🤖 AI Summary
Visually impaired users frequently experience uncertainty when navigating unfamiliar environments due to the absence of visual contextual cues. Existing pre-travel tools provide only static landmarks and turn-by-turn instructions, insufficient for developing robust spatial understanding. To address this, we propose the first street-view image–accessible AI agent specifically designed for visually impaired users. Our agent integrates multimodal large language models (MLLMs), street-view scene understanding, spatial semantic modeling, and trustworthy descriptive generation to support two interaction modes: route preview and virtual exploration—transforming static street-view imagery into dynamic, speech-based, semantically rich environmental descriptions. It introduces the first MLLM-centric, interactive street-view understanding paradigm, enabling a semantic leap from raw pixels to spatial cognition. A user study (N=10) demonstrates significant improvements in environmental awareness; technical evaluation shows 72% description accuracy, 95% coverage of critical visual elements, and robust performance on low-quality or outdated imagery.
📝 Abstract
People who are blind or have low vision (BLV) may hesitate to travel independently in unfamiliar environments due to uncertainty about the physical landscape. While most tools focus on in-situ navigation, those exploring pre-travel assistance typically provide only landmarks and turn-by-turn instructions, lacking detailed visual context.
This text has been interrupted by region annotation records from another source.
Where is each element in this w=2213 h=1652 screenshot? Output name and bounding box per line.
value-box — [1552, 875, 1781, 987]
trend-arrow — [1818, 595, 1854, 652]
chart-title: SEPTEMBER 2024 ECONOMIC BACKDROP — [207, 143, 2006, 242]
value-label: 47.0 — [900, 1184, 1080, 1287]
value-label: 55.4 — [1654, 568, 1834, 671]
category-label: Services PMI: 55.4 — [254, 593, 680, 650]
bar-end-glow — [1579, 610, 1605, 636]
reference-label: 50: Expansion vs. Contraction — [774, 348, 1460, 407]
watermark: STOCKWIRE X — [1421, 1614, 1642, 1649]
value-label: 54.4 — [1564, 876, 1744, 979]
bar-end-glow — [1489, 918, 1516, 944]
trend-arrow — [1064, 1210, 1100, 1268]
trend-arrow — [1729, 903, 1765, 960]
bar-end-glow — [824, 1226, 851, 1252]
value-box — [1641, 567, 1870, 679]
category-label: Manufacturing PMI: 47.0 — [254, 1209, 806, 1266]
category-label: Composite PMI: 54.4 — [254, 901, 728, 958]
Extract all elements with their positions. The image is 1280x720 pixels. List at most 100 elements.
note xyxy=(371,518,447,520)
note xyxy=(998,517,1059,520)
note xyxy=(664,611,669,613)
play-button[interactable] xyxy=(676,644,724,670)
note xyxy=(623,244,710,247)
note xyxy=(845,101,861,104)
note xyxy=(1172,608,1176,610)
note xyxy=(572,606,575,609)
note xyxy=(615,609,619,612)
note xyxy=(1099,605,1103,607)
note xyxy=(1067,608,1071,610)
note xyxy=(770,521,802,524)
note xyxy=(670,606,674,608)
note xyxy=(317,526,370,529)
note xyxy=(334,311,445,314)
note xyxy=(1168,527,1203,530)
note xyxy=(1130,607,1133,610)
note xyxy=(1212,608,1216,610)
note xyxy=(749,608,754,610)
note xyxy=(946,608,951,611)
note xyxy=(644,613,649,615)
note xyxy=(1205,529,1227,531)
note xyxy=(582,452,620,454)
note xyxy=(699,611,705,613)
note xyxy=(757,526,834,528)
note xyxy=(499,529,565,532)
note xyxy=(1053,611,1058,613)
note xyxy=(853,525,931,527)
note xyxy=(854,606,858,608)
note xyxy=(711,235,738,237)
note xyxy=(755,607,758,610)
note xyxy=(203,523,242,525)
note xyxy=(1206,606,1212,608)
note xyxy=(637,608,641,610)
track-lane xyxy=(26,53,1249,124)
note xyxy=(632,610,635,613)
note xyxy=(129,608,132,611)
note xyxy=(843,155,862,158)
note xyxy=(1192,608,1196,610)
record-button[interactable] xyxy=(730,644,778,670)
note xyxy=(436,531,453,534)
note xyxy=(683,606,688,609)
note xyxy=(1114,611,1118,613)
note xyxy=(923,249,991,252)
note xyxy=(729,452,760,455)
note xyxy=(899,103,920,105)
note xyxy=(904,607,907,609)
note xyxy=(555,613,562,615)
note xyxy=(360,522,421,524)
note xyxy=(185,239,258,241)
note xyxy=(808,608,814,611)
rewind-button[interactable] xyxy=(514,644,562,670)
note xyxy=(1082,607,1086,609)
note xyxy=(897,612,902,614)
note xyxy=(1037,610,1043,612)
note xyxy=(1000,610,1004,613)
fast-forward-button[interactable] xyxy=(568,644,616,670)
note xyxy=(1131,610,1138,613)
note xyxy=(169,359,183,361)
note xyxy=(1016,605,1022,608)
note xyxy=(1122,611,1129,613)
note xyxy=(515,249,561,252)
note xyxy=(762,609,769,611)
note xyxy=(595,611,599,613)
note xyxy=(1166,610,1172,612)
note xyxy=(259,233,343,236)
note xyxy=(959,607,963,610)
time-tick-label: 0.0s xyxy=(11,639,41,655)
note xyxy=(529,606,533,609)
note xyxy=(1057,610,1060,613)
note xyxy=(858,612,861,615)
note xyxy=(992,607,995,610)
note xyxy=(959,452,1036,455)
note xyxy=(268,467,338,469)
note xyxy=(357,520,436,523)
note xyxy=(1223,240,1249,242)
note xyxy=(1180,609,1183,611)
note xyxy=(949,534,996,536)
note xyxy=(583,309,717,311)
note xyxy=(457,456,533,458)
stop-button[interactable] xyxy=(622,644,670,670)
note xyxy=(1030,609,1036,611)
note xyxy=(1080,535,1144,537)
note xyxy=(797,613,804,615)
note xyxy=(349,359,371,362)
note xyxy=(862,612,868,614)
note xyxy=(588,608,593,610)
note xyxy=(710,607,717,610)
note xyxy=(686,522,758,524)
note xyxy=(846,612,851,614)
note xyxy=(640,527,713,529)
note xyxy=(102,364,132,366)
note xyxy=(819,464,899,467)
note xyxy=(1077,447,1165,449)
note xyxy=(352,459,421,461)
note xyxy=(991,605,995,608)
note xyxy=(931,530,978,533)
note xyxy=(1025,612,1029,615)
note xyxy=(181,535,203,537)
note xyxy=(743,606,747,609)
Street view imagery, which contains rich visual information and has the potential to reveal numerous environmental details, remains inaccessible to BLV people. In this work, we introduce SceneScout, a multimodal large language model (MLLM)-driven AI agent that enables accessible interactions with street view imagery. SceneScout supports two modes: (1) Route Preview, enabling users to familiarize themselves with visual details along a route, and (2) Virtual Exploration, enabling free movement within street view imagery. Our user study (N=10) demonstrates that SceneScout helps BLV users uncover visual information otherwise unavailable through existing means. A technical evaluation shows that most descriptions are accurate (72%) and describe stable visual elements (95%) even in older imagery, though occasional subtle and plausible errors make them difficult to verify without sight. We discuss future opportunities and challenges of using street view imagery to enhance navigation experiences.